Zukunftsprojektionen zeigten, dass sich die Situation in den kommenden Jahrzehnten durchaus zuspitzen könnte, sagt Jörg Belz, stellvertretender Leiter des Referats Hydrometrie und Gewässerliche Begutachtung beim BfG. "Niedrigwasserabflüsse an vielen wichtigen Rheinpegeln wie dem am Pegel Kaub könnten gegen Ende des 21. Jahrhunderts systematisch um 20 Prozent abnehmen und die Niedrigwasserdauern zunehmen. Dabei schlagen auch zurück gehende und schließlich ausbleibende Abflüsse aus den schmelzenden Alpengletschern zu Buche."
Die Binnenschifffahrt muss sich also anpassen. Das geschieht unter anderem bereits mit präziseren Prognosesystemen, die den Unternehmen mehr Sicherheit in ihrer Planung geben sollen. Aber auch die Bauweise der Schiffe wird sich ändern. "Wir haben aus dem Dürrejahr 2018 sofort Konsequenzen gezogen und rüsten seitdem unsere Flotte um", erzählt HGK-Sprecher Lorenz. "Alle Neuanschaffungen werden so konstruiert, dass sie weniger Tiefgang haben und bei niedrigen Wasserständen weiterhin fahren können."
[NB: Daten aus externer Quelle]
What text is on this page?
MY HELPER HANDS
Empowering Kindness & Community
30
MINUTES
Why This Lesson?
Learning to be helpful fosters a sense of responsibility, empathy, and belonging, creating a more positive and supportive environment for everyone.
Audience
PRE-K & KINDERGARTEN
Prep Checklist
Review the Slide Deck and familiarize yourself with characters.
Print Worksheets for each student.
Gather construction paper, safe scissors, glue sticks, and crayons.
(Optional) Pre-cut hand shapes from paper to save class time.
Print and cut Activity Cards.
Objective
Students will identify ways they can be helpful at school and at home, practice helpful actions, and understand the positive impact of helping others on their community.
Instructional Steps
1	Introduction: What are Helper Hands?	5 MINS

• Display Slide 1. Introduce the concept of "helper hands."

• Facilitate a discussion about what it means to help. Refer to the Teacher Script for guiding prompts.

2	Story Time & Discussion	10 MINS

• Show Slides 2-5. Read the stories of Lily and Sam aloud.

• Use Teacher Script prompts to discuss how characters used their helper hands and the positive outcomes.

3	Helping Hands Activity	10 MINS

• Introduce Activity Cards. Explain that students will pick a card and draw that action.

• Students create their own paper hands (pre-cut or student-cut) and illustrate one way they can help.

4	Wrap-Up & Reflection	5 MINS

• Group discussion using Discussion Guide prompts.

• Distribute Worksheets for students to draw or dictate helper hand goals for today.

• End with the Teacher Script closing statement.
Auch die Rufe nach Vertiefungen der Wasserstraßen werden immer lauter. So veröffentlichte der Bundesverband der Deutschen Binnenschifffahrt (BDB) Anfang August einen "dringenden Appell an die Bundesregierung, die seit vielen Jahren überfällige Beseitigung der Engpässe im Wasserstraßennetz nun beschleunigt in Angriff zu nehmen". Zum Beispiel müsse die Fahrrinne im Mittelrhein dringend tiefer gebuddelt werden, ebenso der Niederrhein bei Duisburg.
Bereits jetzt beeinflussen die niedrigen Wasserstände das Ökosystem Fluss
Dabei stehen die Ökosysteme der Flüsse bereits jetzt unter hohem Druck. Fließt weniger Wasser, werden die Flüssigkeiten, die aus der Abwasseraufbereitung und Industrie einfließen, weniger verdünnt – die Schadstoffkonzentration steigt. Außerdem erwärmen sich Flüsse bei Niedrigwasser schneller und stärker, die Sauerstoffkonzentration nimmt ab. Algen und Cyanobakterien, sogenannte Blaualgen, vermehren sich. Ihre Blüten können auch für Menschen gefährlich potenziell gefährlich werden.
Andere Fluss- und Bachbewohner hingegen geraten durch die Wassertemperaturen unter enormen Stress. "Bei einer Temperaturzunahme um zehn Grad verdoppelt bis verdreifacht sich die Stoffwechselrate vieler wechselwarmer Tiere", sagt BfG-Experte Belz. "Fische können das Energiedefizit ihres Stoffwechsels dann häufig nicht mehr durch zusätzliche Nahrung ausgleichen – sie leiden unter Hungerstoffwechsel." Sind die Temperaturen dauerhaft erhöht, werden Arten, die an kaltes, sauerstoffreiches Wasser angepasst sind, in höhere Lagen der Gebirge zurückgedrängt. Die Ausbreitung von an warmes und sauerstoffarmes Wasser angepasste Arten hingegen werde begünstigt.